The painting reappeared in 1990 in an auction at Sotheby's in New York. It was purchased by American art collector Wendell Cherry, who donated it to the Speed Art Museum in Louisville, Kentucky, where it is exhibited today.

== Variants ==

Bridgman produced two variants of Funeral of a Mummy on the Nile. They were painted on smaller canvases than the original Salon painting, but have a similar composition, as they also feature a funeral barge and two accompanying boats, one of which has a sail, in front of the river shoreline and the sunset sky.

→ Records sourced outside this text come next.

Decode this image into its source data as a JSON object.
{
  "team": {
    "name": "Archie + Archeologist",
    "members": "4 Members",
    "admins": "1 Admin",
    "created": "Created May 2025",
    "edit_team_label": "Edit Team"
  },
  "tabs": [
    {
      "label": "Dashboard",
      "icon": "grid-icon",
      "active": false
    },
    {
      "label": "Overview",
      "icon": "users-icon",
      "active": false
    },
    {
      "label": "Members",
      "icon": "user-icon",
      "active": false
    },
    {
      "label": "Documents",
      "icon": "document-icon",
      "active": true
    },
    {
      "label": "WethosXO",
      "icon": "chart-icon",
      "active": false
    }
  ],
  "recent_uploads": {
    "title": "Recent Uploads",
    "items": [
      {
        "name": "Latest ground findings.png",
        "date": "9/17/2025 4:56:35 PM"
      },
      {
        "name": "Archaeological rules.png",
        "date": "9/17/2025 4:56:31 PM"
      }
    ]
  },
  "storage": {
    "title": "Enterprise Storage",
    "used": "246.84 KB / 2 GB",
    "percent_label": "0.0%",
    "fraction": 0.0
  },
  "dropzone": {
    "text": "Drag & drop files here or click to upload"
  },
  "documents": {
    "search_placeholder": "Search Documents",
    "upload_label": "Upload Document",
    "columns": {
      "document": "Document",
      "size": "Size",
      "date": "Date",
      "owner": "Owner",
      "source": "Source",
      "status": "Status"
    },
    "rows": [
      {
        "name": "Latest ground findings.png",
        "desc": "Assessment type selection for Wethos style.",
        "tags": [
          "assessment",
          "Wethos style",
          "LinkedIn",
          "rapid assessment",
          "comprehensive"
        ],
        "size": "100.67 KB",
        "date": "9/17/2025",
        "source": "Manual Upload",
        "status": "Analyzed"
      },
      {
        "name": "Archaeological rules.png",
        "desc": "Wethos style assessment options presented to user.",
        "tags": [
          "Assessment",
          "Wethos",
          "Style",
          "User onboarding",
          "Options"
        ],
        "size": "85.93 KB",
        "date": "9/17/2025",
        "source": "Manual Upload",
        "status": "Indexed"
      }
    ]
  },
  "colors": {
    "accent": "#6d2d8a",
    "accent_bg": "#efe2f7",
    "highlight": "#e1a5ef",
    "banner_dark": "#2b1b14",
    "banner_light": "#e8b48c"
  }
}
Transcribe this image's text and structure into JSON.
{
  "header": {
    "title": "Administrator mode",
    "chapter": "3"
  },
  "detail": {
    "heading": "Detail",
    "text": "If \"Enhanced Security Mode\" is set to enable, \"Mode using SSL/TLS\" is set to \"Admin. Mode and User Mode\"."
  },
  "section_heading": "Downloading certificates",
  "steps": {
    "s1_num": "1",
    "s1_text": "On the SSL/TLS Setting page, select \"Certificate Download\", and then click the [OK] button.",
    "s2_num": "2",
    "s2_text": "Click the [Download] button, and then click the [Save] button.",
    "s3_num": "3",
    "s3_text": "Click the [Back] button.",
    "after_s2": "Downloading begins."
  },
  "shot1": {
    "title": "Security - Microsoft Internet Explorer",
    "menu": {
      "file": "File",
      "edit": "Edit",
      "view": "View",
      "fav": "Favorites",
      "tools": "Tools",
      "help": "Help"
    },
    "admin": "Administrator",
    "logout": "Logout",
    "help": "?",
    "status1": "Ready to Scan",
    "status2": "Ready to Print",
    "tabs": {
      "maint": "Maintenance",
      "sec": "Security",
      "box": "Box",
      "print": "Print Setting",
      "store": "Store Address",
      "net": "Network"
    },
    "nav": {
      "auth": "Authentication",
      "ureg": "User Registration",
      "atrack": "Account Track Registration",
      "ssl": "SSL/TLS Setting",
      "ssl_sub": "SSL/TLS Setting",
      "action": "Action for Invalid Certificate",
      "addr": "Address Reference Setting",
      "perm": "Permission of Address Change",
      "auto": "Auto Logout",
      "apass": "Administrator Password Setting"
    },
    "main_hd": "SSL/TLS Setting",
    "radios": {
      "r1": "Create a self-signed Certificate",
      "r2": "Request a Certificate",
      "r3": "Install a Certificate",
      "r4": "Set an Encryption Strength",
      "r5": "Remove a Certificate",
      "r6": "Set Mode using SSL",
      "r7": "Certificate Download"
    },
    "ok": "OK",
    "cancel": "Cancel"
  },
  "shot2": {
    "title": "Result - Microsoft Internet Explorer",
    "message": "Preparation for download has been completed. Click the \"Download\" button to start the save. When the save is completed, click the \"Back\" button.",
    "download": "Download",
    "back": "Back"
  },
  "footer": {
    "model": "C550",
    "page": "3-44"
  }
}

The landscape is the most significant difference between the three versions. In the Salon painting, the highest shoreline elevation is on the left side of the canvas, while the highest hills in both variants appear on the right side of the canvas. One of the variants was exhibited in the Royal Academy of Arts in 1881.

On the occasion of the exhibition of Funeral of a Mummy on the Nile at the 1878 Exposition Universelle, Goupil & Cie issued a series of photogravure reproductions of the painting. Two of these prints are presently in the collection of the New York Public Library.